This year marks the 150th anniversary of the U.S.-Dakota War of 1862 and the Minnesota Historical Society is encouraging discussion and reflection about what it dubs “a tragic time in Minnesota’s history.”
“The war, its causes and its aftermath had a profound impact in shaping Minnesota as we know it today,” the society says on its website, USDakotaWar.org.
The site is a storehouse of information about the history of the war and events going on this year to commemorate it. There’s even a discussion forum to create open dialogue about a number of topics like Dakota history, treaties, causes of the war, aftermath of the war and oral histories.
The historical society has also collected dozens of stories from Dakota people throughout Minnesota, the Midwest and Canada and has posted the interviews on the website.
“Oral history is a way for many cultures from around the world to remember and relay history throughout generations. Ancestors have passed down oral history for thousands of years and no one oral history is more valid than the other,” says the website. “They are the personal feelings and oral history of each person interviewed. They are all honored and respected in a good way, with a good heart.”
To further its goal to reflect on the affects of the war, the society has also created an exhibition at the Minnesota History Center, which will run through June 30, 2013.
A number of other events will be going on throughout the year. Today begins the Legacy of Survival, which celebrates how the Dakota have held onto their culture.

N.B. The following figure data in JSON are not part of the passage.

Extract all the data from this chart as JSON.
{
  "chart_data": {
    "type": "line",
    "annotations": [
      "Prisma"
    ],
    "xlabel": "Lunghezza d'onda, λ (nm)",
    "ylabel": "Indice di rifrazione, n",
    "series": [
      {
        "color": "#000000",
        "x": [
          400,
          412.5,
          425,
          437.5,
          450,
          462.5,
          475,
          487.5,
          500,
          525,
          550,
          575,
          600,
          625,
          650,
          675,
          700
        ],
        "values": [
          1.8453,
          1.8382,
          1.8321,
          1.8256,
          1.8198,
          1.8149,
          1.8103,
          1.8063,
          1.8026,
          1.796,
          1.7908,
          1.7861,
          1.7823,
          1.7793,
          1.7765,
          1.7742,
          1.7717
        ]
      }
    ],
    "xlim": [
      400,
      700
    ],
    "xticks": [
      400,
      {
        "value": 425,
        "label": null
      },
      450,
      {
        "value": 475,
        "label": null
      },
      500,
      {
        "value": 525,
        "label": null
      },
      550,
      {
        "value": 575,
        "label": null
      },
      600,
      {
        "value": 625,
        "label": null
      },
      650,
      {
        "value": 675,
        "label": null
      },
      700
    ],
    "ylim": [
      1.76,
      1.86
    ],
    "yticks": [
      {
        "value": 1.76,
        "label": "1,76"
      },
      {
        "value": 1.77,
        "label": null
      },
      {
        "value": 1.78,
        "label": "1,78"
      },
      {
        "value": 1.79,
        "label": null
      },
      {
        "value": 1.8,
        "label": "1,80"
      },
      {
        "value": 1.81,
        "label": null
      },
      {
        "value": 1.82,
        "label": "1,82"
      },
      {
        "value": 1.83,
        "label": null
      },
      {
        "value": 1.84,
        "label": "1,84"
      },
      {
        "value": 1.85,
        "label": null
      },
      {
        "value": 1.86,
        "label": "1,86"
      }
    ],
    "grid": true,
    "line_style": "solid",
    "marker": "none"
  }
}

On August 19 there will be an observance of the war at Ness Norwegian Lutheran Church, 24040 520 Avenue in Litchfield, Minnesota from 11 a.m. to 4:30 p.m. Dakota representatives will lead a ceremony of healing and Secretary of State Mark Ritchie and State Representative Dean Urdahl are scheduled to speak.
There are a number of events all the way through November. Check here for a full listing.
Minnesota Historical Society staff members are grateful to have had the opportunity to learn about this war and its aftermath.
“As a historical institution and as staff members, we are much the better, too, for our experiences in developing this year’s projects, many of which will have enduring value. We are deeply grateful to all who have given their time, shared their histories and views, and bared their emotions. This is much more than a year of remembrance and reflection. This is a journey into a shared future of continuing dialogue,” says Stephen Elliot, the society’s director and CEO on the website.
“Early on, someone suggested that the war was so tragic that we should not revisit it and its pain. Many others, though, recognized the enormous educational opportunity of tackling this work and pitched in to help. This war bore terrible consequences for the Dakota Oyate (Nation) and for the survivors of settlers who were killed; it inevitably shaped Minnesota, yet many know little about it. That is sad. The war is of enormous historical and current importance to all.”